Wiktor Młynarski

Wiktor Młynarski

Ludwig Maximilian University of Munich, Germany

Wiktor Młynarski


Wiktor Młynarski is a professor of computational neuroscience at the Ludwig Maximilian University of Munich (LMU). After his undergraduate studies in applied computer science at the Jagiellonian University he pursued a PhD at the Max-Planck Institute for Mathematics in the Sciences. Following a postdoc at the Massachusetts Institute of Technology (MIT) and a fellow position at the Institute of Science and Technology Austria (ISTA), he joined the LMU in June 2023.

In his work Wiktor explores theoretical principles of neural computation, with a particular focus on sensory systems. His group studies how the brain infers properties of the environment, represents sensory stimuli and adapts to the constantly changing circumtstances. To do so, the group relies on tools from information theory, statistics and computer science. Theories at the center of the groups work are substrate-independent and as such can be used to seek connections with different domains of biology to identify shared principles of information processing.
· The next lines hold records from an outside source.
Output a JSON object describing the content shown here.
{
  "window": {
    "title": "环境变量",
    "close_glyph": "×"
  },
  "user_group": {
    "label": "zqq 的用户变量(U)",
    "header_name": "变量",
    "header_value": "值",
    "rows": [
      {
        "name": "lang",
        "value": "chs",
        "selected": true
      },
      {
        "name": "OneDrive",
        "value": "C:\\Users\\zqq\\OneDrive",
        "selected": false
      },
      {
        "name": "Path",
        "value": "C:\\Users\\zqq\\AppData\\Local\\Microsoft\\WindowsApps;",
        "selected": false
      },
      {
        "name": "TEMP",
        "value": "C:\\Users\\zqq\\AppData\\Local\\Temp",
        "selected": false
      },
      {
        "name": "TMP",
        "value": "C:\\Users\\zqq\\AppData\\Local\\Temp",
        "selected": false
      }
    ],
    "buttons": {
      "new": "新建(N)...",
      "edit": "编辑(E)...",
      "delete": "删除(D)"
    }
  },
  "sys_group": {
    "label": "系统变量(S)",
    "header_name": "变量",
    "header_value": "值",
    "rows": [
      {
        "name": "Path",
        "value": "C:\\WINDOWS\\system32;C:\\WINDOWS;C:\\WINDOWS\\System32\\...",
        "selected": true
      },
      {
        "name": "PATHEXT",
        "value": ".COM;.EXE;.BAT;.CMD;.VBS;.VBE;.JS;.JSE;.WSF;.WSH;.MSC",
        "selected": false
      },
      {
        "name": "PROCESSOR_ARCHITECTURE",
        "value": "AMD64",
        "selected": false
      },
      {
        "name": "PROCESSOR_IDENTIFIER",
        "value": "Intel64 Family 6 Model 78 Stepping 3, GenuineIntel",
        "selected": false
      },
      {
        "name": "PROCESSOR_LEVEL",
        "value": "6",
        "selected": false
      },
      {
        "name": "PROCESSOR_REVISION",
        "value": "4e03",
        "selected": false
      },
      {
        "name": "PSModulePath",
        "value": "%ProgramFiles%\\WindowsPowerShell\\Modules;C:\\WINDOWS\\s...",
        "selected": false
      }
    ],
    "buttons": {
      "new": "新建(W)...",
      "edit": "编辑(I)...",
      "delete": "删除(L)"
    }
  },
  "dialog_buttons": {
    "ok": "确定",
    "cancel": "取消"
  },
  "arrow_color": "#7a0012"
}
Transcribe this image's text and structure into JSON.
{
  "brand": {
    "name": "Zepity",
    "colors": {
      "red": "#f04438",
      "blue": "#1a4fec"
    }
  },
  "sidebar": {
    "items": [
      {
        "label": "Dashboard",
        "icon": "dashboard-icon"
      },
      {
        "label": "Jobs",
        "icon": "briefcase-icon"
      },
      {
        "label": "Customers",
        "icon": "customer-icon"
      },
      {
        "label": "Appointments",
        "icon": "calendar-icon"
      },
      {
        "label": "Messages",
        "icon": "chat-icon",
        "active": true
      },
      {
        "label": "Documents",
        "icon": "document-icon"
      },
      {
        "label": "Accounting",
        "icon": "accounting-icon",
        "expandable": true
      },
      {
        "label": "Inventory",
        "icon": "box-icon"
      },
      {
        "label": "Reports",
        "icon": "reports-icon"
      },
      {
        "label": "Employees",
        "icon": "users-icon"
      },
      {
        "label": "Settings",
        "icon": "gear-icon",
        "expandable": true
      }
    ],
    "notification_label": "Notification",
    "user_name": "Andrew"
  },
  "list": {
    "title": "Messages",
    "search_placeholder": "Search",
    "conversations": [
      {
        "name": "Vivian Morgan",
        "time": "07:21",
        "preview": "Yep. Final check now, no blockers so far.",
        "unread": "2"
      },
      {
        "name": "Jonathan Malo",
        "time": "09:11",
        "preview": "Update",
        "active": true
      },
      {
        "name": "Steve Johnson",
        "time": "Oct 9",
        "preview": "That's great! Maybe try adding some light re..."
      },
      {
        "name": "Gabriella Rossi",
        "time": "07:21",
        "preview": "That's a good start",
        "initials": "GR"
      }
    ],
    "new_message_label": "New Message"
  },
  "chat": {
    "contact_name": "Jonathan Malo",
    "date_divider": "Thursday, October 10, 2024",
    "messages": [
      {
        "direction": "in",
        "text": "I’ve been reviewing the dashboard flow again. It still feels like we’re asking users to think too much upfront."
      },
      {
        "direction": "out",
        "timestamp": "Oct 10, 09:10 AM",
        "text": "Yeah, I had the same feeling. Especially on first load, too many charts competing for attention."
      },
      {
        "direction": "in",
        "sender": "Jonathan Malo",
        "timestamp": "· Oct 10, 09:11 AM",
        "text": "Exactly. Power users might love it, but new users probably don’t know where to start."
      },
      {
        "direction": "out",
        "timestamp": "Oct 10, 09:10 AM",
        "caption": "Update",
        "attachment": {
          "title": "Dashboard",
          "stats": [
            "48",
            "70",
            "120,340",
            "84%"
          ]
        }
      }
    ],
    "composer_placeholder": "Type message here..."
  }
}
Description of the general focus of the symposium "Computational approaches to understand brain complexity"

Talk: "Probabilistic simplicity in the study of the brain"

The tremendous, almost impenetrable complexity of the nervous system is not just one, but a huge collection of mysteries we are all trying to solve. To develop understanding of neurobiological phenomena we need to seek simplicity. In the talk I will discuss one such way to search for simplicity and understanding - through building normative theories of neural computation. Normative theories attempt to identify goals and principles that may be shared by multiple, seemingly different neural systems. I will specifically focus on sensory systems which need
to achieve a delicate balance between external and internal influences in order to accurately represent relevant information. Dynamic adjustments of the sensory code to these influences have been traditionally categorized depending on their origin and studied separately. Sensory adaptation is a response of a neuron to exogenous changes in stimulus statistics, while internal modulation adjusts
sensory representations to changes in the endogenous states of the brain such as behavioral goals, attention or uncertainty. I will present a theoretical framework which provides a unifying perspective on how sensory codes adapt to such changes regardless of their origin. Starting from the same set of basic principles grounded in information theory and Bayesian inference, our framework generates candidate normative explanations of the diversity of adaptive responses in the early visual system as well as the attentional modulation of neural populations in
the primary visual cortex. I will conclude by presenting an experimental finding of spatio-temporal patterns of neural activity which dominate sensory responses in a brain region that has been thought to be predominantly a sensory relay - the superficial superior colliculus. These findings emphasize the need for new theories which will be required to understand the computational principles of dynamic sensory processing and to further tame the overwhelming complexity of the brain.